1958-1965 Bull Market
The 1958-1965 bull market started in December 1957 and lasted for eight years with the market gaining around 130%. The bull market ended in February 1966.
Charts from stockcharts.com are used to analyze all of the market cycles that have occurred over the last ninety years. Analyzing the market cycles with charts gives stock investors a visual representation of how the stock market moves over time.
The S&P 500 index is the industry benchmark and is used to analyze the 1958-1965 bull market and all market cycles from 1957.
The S&P 500 index was introduced to the stock market in 1957 and the index included back tested data to 1925 based on the historical prices of the stocks that made up the index. This provided historical data for comparison with the Dow Industrial Average.
90 Year Market Chart
The following chart shows the 1958-1965 bull market on a 90-year chart with the S&P 500 index plotted as a bar chart with quarterly bars.
Chart 90yr: 1958-1965 Bull Market
As can be readily observed from the long-term 90-year market chart, the 1958-1965 bull market is just one of many bull markets that have occurred.
The 90-year market chart also shows an 80-quarters (20-year) simple moving average which has spent most of the last ninety years trending upwards. This shows that over the long-term the market has broadly continued higher as the moving average followed the S&P 500 index higher.
20-year Market Chart
The following chart shows the 1958-1965 bull market on a 20-year chart with the S&P 500 index plotted as a monthly bar chart.
Chart 20yr: 1958-1965 Bull Market
A 12-month simple moving average is also plotted on the 20-year market chart. The 12-month moving average is a useful indicator used in Technical Analysis for highlighting market cycles.
As the 20-year market chart shows, the 12-month moving average followed the 1958-1965 bull market higher, which was spurred on with strong economic growth fueled by tax-cuts, fast growing wages and high GDP growth.
Most investors new to the stock market are under the impression that the stock market only moves in the direction of the current market cycle.
In reality, the stock market moves in cycles and alternates between bull markets (where stock prices broadly increase) and bear markets (where stock prices broadly decline).
Fortunately for investors, bull markets are usually longer than bear markets. This means that stock prices spend more time increasing in value than they do losing value.
Bull markets last anywhere from two years to around a decade, whereas bear markets are shorter and usually last a year or two and sometimes three.
8-year Market Chart
The 1958-1965 bull market is shown again with a shorter time-frame on an 8-year chart plotted as a weekly bar chart.
Chart 8yr: 1958-1965 Bull Market
The shorter time-frame provides more detail. As the chart shows, the 1958-1965 bull market started in December 1957 and lasted for eight years.
The S&P 500 index gained around 130% and the bull market ended in February 1966 with the 1966 Bear market.
The 1958-1965 bull market also had a correction in 1960 and another correction in 1962. market corrections are more severe than simple market pullbacks which normally appear in bull markets. With corrections, the market loses more and/or they last longer than pullbacks.

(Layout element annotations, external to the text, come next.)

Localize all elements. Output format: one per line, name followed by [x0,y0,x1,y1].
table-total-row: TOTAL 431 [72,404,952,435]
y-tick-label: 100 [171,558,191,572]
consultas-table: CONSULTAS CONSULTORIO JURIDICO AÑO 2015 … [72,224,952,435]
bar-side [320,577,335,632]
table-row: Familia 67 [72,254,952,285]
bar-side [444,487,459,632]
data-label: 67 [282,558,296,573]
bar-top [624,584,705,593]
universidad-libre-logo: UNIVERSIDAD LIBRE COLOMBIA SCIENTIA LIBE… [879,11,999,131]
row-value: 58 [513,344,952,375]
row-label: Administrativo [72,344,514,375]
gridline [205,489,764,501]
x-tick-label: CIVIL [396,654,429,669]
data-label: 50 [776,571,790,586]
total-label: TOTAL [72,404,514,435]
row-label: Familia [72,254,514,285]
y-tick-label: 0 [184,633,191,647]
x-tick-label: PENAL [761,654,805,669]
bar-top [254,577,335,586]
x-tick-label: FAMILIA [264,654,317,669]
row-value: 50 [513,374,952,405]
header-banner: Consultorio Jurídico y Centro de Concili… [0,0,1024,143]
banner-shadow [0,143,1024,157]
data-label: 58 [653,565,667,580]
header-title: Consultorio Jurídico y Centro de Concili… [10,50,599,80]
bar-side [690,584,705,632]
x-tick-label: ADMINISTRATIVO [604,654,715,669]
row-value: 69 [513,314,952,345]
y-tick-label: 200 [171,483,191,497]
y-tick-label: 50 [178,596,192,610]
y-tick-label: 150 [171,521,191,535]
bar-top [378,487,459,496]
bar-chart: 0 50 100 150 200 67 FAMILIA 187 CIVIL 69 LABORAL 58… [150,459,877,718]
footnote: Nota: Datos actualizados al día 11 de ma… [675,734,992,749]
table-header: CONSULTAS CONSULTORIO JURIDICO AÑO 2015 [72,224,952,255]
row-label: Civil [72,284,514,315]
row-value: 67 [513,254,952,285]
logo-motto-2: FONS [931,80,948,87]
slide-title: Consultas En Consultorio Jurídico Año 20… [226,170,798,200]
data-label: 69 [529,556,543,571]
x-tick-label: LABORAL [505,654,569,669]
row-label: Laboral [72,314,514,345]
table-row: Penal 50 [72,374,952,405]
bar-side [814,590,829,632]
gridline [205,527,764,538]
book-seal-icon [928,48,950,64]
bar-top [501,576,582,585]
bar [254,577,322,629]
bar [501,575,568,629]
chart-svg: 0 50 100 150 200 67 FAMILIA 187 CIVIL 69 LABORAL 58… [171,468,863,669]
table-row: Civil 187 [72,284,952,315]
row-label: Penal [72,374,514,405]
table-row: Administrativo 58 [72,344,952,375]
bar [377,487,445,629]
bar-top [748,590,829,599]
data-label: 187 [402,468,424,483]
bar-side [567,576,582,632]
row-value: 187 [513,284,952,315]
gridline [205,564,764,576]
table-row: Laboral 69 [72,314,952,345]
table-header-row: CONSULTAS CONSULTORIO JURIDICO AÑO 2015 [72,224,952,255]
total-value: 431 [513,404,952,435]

Market Chart: Rallies and Pullbacks
The 1958-1965 bull market is shown again with an 8-year line chart and two moving average indicators.
Chart MA: 1958-1965 Bull Market
The above line chart for the S&P 500 index shows a 52-week (long-term) and a 12-week (short-term) simple moving average.
The 52-week moving average (purple line) broadly slopes upward following the bull market, but is interrupted with the 1960 and 1962 market corrections.
The 12-week moving average (orange line) broadly identifies the rallies and pullbacks that occurred.
The bull market started with the rally in December 1957 (noted on the chart with the first RL - which stands for Relative Low). This rally ended in July 1959 (the first RH - Relative High).
What followed was a minor bear market called a market correction. The sequence of pullbacks and rallies continues through to October 1960 (the 4th RL). This correction is analyzed separately in the 1960 market correction.
The S&P 500 index then continues to rally until it peaks in December 1961 (6th RH). The market then sold down with a severe pullback, the 1962 market correction which is analyzed separately.
After the 1962 market correction the bull market continues until it peaks in February 1966 (8Th RH).
The 1966 Bear market then followed the 1958-1965 bull market.